A government with no or weak pro-Iranian groups’ participation would allow for warmer relations with the Gulf and Turkiye. Considering the PMF’s threats and attacks against the Gulf states and Turkiye, both Ankara and Riyadh could support the Baghdad government in limiting the PMF by backing the new government and encouraging more cohesion for the Sadr-led anti-Iran coalition.
Furthermore, depending on the trajectory of the Iran nuclear deal, the PMF may be limited outside of Iraq. The US, which has long claimed that the mission of the PMF has come to an end, is expected to adopt a more supportive stance in limiting the group.
Can Sistani be a solution?
The long-standing rivalry about the centre of the Shia world, between Najaf in Iraq, led by Grand Ayatollah Ali al-Sistani, and Qom in Iran, led by Ayatollah Khamenei, has had a negative effect on the PMF.
Sistani could limit the power of the PMF: in 2014, he issued a fatwa for Iraqis to take up arms against Daesh. A similar fatwa could bring an end to the PMF. The brigades close to Sistani, known as Hashd al Atabat, already left the PMF in 2020 due to the PMF’s pro-Iran stance.
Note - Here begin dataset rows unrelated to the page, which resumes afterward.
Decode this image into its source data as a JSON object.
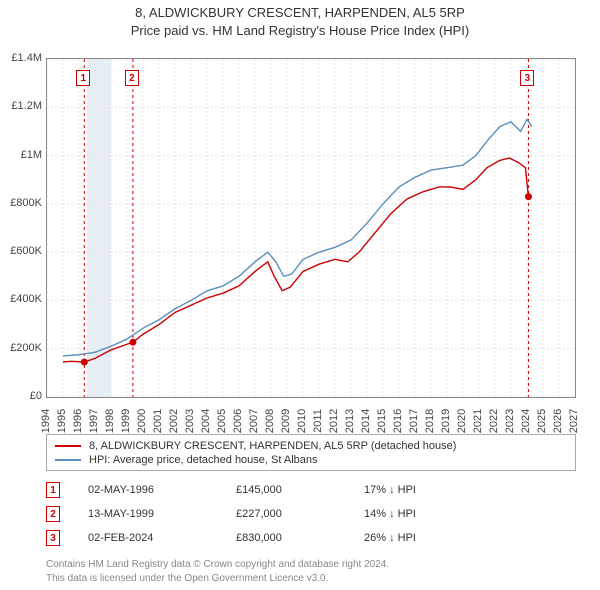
{
  "title_line1": "8, ALDWICKBURY CRESCENT, HARPENDEN, AL5 5RP",
  "title_line2": "Price paid vs. HM Land Registry's House Price Index (HPI)",
  "chart": {
    "type": "line",
    "background_color": "#ffffff",
    "grid_color": "#e3e3e3",
    "grid_dash": "2,2",
    "axis_color": "#888888",
    "x_years": [
      1994,
      1995,
      1996,
      1997,
      1998,
      1999,
      2000,
      2001,
      2002,
      2003,
      2004,
      2005,
      2006,
      2007,
      2008,
      2009,
      2010,
      2011,
      2012,
      2013,
      2014,
      2015,
      2016,
      2017,
      2018,
      2019,
      2020,
      2021,
      2022,
      2023,
      2024,
      2025,
      2026,
      2027
    ],
    "xlim": [
      1994,
      2027
    ],
    "ylim": [
      0,
      1400000
    ],
    "y_ticks": [
      0,
      200000,
      400000,
      600000,
      800000,
      1000000,
      1200000,
      1400000
    ],
    "y_tick_labels": [
      "£0",
      "£200K",
      "£400K",
      "£600K",
      "£800K",
      "£1M",
      "£1.2M",
      "£1.4M"
    ],
    "highlight_band": {
      "from": 1996.5,
      "to": 1998.0,
      "color": "#e8eef6"
    },
    "series": [
      {
        "name": "price_paid",
        "label": "8, ALDWICKBURY CRESCENT, HARPENDEN, AL5 5RP (detached house)",
        "color": "#cc0000",
        "line_width": 1.4,
        "points": [
          [
            1995.0,
            145000
          ],
          [
            1995.5,
            148000
          ],
          [
            1996.33,
            145000
          ],
          [
            1997.0,
            160000
          ],
          [
            1998.0,
            195000
          ],
          [
            1999.37,
            227000
          ],
          [
            2000.0,
            260000
          ],
          [
            2001.0,
            300000
          ],
          [
            2002.0,
            350000
          ],
          [
            2003.0,
            380000
          ],
          [
            2004.0,
            410000
          ],
          [
            2005.0,
            430000
          ],
          [
            2006.0,
            460000
          ],
          [
            2007.0,
            520000
          ],
          [
            2007.8,
            560000
          ],
          [
            2008.2,
            500000
          ],
          [
            2008.7,
            440000
          ],
          [
            2009.2,
            455000
          ],
          [
            2010.0,
            520000
          ],
          [
            2011.0,
            550000
          ],
          [
            2012.0,
            570000
          ],
          [
            2012.8,
            560000
          ],
          [
            2013.5,
            600000
          ],
          [
            2014.5,
            680000
          ],
          [
            2015.5,
            760000
          ],
          [
            2016.5,
            820000
          ],
          [
            2017.5,
            850000
          ],
          [
            2018.5,
            870000
          ],
          [
            2019.2,
            870000
          ],
          [
            2020.0,
            860000
          ],
          [
            2020.8,
            900000
          ],
          [
            2021.5,
            950000
          ],
          [
            2022.3,
            980000
          ],
          [
            2022.9,
            990000
          ],
          [
            2023.5,
            970000
          ],
          [
            2023.9,
            950000
          ],
          [
            2024.09,
            830000
          ]
        ]
      },
      {
        "name": "hpi",
        "label": "HPI: Average price, detached house, St Albans",
        "color": "#5b8fbf",
        "line_width": 1.4,
        "points": [
          [
            1995.0,
            170000
          ],
          [
            1996.0,
            175000
          ],
          [
            1997.0,
            185000
          ],
          [
            1998.0,
            210000
          ],
          [
            1999.0,
            240000
          ],
          [
            2000.0,
            285000
          ],
          [
            2001.0,
            320000
          ],
          [
            2002.0,
            365000
          ],
          [
            2003.0,
            400000
          ],
          [
            2004.0,
            440000
          ],
          [
            2005.0,
            460000
          ],
          [
            2006.0,
            500000
          ],
          [
            2007.0,
            560000
          ],
          [
            2007.8,
            600000
          ],
          [
            2008.3,
            560000
          ],
          [
            2008.8,
            500000
          ],
          [
            2009.3,
            510000
          ],
          [
            2010.0,
            570000
          ],
          [
            2011.0,
            600000
          ],
          [
            2012.0,
            620000
          ],
          [
            2013.0,
            650000
          ],
          [
            2014.0,
            720000
          ],
          [
            2015.0,
            800000
          ],
          [
            2016.0,
            870000
          ],
          [
            2017.0,
            910000
          ],
          [
            2018.0,
            940000
          ],
          [
            2019.0,
            950000
          ],
          [
            2020.0,
            960000
          ],
          [
            2020.8,
            1000000
          ],
          [
            2021.5,
            1060000
          ],
          [
            2022.3,
            1120000
          ],
          [
            2023.0,
            1140000
          ],
          [
            2023.6,
            1100000
          ],
          [
            2024.0,
            1150000
          ],
          [
            2024.3,
            1120000
          ]
        ]
      }
    ],
    "sale_markers": [
      {
        "n": "1",
        "year": 1996.33,
        "price": 145000
      },
      {
        "n": "2",
        "year": 1999.37,
        "price": 227000
      },
      {
        "n": "3",
        "year": 2024.09,
        "price": 830000
      }
    ],
    "sale_marker_style": {
      "dot_color": "#cc0000",
      "dot_radius": 3.5,
      "line_color": "#cc0000",
      "line_dash": "3,3"
    }
  },
  "legend": [
    {
      "color": "#cc0000",
      "label": "8, ALDWICKBURY CRESCENT, HARPENDEN, AL5 5RP (detached house)"
    },
    {
      "color": "#5b8fbf",
      "label": "HPI: Average price, detached house, St Albans"
    }
  ],
  "events": [
    {
      "n": "1",
      "date": "02-MAY-1996",
      "price": "£145,000",
      "delta": "17% ↓ HPI"
    },
    {
      "n": "2",
      "date": "13-MAY-1999",
      "price": "£227,000",
      "delta": "14% ↓ HPI"
    },
    {
      "n": "3",
      "date": "02-FEB-2024",
      "price": "£830,000",
      "delta": "26% ↓ HPI"
    }
  ],
  "attribution_line1": "Contains HM Land Registry data © Crown copyright and database right 2024.",
  "attribution_line2": "This data is licensed under the Open Government Licence v3.0."
}
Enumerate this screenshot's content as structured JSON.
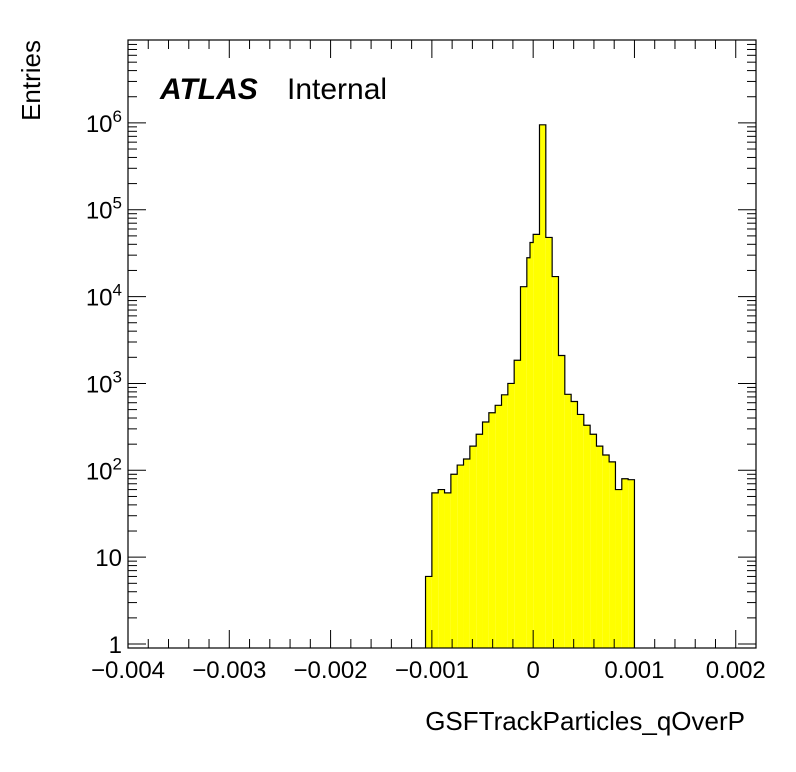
{
  "chart_data": {
    "type": "histogram",
    "title": "",
    "xlabel": "GSFTrackParticles_qOverP",
    "ylabel": "Entries",
    "label": {
      "experiment": "ATLAS",
      "status": "Internal"
    },
    "xlim": [
      -0.004,
      0.0022
    ],
    "ylim": [
      0.9,
      9000000
    ],
    "yscale": "log",
    "grid": false,
    "fill_color": "#ffff00",
    "line_color": "#000000",
    "x_ticks": [
      {
        "value": -0.004,
        "label": "−0.004"
      },
      {
        "value": -0.003,
        "label": "−0.003"
      },
      {
        "value": -0.002,
        "label": "−0.002"
      },
      {
        "value": -0.001,
        "label": "−0.001"
      },
      {
        "value": 0,
        "label": "0"
      },
      {
        "value": 0.001,
        "label": "0.001"
      },
      {
        "value": 0.002,
        "label": "0.002"
      }
    ],
    "y_ticks": [
      {
        "value": 1,
        "base": "1",
        "exp": ""
      },
      {
        "value": 10,
        "base": "10",
        "exp": ""
      },
      {
        "value": 100,
        "base": "10",
        "exp": "2"
      },
      {
        "value": 1000,
        "base": "10",
        "exp": "3"
      },
      {
        "value": 10000,
        "base": "10",
        "exp": "4"
      },
      {
        "value": 100000,
        "base": "10",
        "exp": "5"
      },
      {
        "value": 1000000,
        "base": "10",
        "exp": "6"
      }
    ],
    "bin_width": 6.25e-05,
    "bins": [
      {
        "x_low": -0.0010625,
        "value": 6
      },
      {
        "x_low": -0.001,
        "value": 55
      },
      {
        "x_low": -0.0009375,
        "value": 60
      },
      {
        "x_low": -0.000875,
        "value": 55
      },
      {
        "x_low": -0.0008125,
        "value": 90
      },
      {
        "x_low": -0.00075,
        "value": 115
      },
      {
        "x_low": -0.0006875,
        "value": 135
      },
      {
        "x_low": -0.000625,
        "value": 190
      },
      {
        "x_low": -0.0005625,
        "value": 260
      },
      {
        "x_low": -0.0005,
        "value": 360
      },
      {
        "x_low": -0.0004375,
        "value": 460
      },
      {
        "x_low": -0.000375,
        "value": 560
      },
      {
        "x_low": -0.0003125,
        "value": 740
      },
      {
        "x_low": -0.00025,
        "value": 1000
      },
      {
        "x_low": -0.0001875,
        "value": 1850
      },
      {
        "x_low": -0.000125,
        "value": 13000
      },
      {
        "x_low": -6.25e-05,
        "value": 28000
      },
      {
        "x_low": -3.125e-05,
        "value": 42000
      },
      {
        "x_low": 0,
        "value": 52000
      },
      {
        "x_low": 6.25e-05,
        "value": 950000
      },
      {
        "x_low": 0.000125,
        "value": 48000
      },
      {
        "x_low": 0.0001875,
        "value": 17000
      },
      {
        "x_low": 0.00025,
        "value": 2100
      },
      {
        "x_low": 0.0003125,
        "value": 750
      },
      {
        "x_low": 0.000375,
        "value": 620
      },
      {
        "x_low": 0.0004375,
        "value": 440
      },
      {
        "x_low": 0.0005,
        "value": 330
      },
      {
        "x_low": 0.0005625,
        "value": 260
      },
      {
        "x_low": 0.000625,
        "value": 190
      },
      {
        "x_low": 0.0006875,
        "value": 150
      },
      {
        "x_low": 0.00075,
        "value": 125
      },
      {
        "x_low": 0.0008125,
        "value": 60
      },
      {
        "x_low": 0.000875,
        "value": 80
      },
      {
        "x_low": 0.0009375,
        "value": 78
      }
    ]
  }
}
However, Sistani refrains from commenting on daily politics, which, combined with the fear that his fatwa will not find a response – which would hurt his credibility – might cause him to abstain from this issue. Moreover, the fact that the PMF is a legal part of the Iraqi security mechanism is an obstacle to Najaf's possible intervention.
Meanwhile, however, the PMF is in a relatively weakened state: Iran reduced its economic aid to Iraqi militias due to increased sanctions and the US withdrawal from the nuclear deal, and the killing of Iranian general Qasem Soleimani in 2020 also damaged the motivation of militias. Furthermore, their loss at the ballot box in the last elections accelerated this situation.
While Sadr is aware of their weakness and attempts to turn the process in his favour, pro-Iranians will try every way to avoid being left out of the government.
If Sadr fails to form a government, it is inevitable that the PMF will further consolidate its power, as pro-Iranian factions like the Fatah Alliance or former PM Nouri al Maliki’s State of Law bloc are the only other groups able to form governments. The possibility that they are strong in the new government will further accelerate the transformation of the PMF, which operates like the Lebanese Hezbollah, and wants to function like Iran's Revolutionary Guards.
The collapse of the state apparatus in Iraq after 2003, corruption, instability, and a lack of justice fed the militia culture. Iranian influence in Iraq and the lack of control of militias will continue to be a matter of discussion if there is no determination to limit the PMF.
The way to do this is to form a government that is eager to break Iran's influence and to take on the risk of clashing with the militias. However, right now, this is a far-off possibility in Iraq.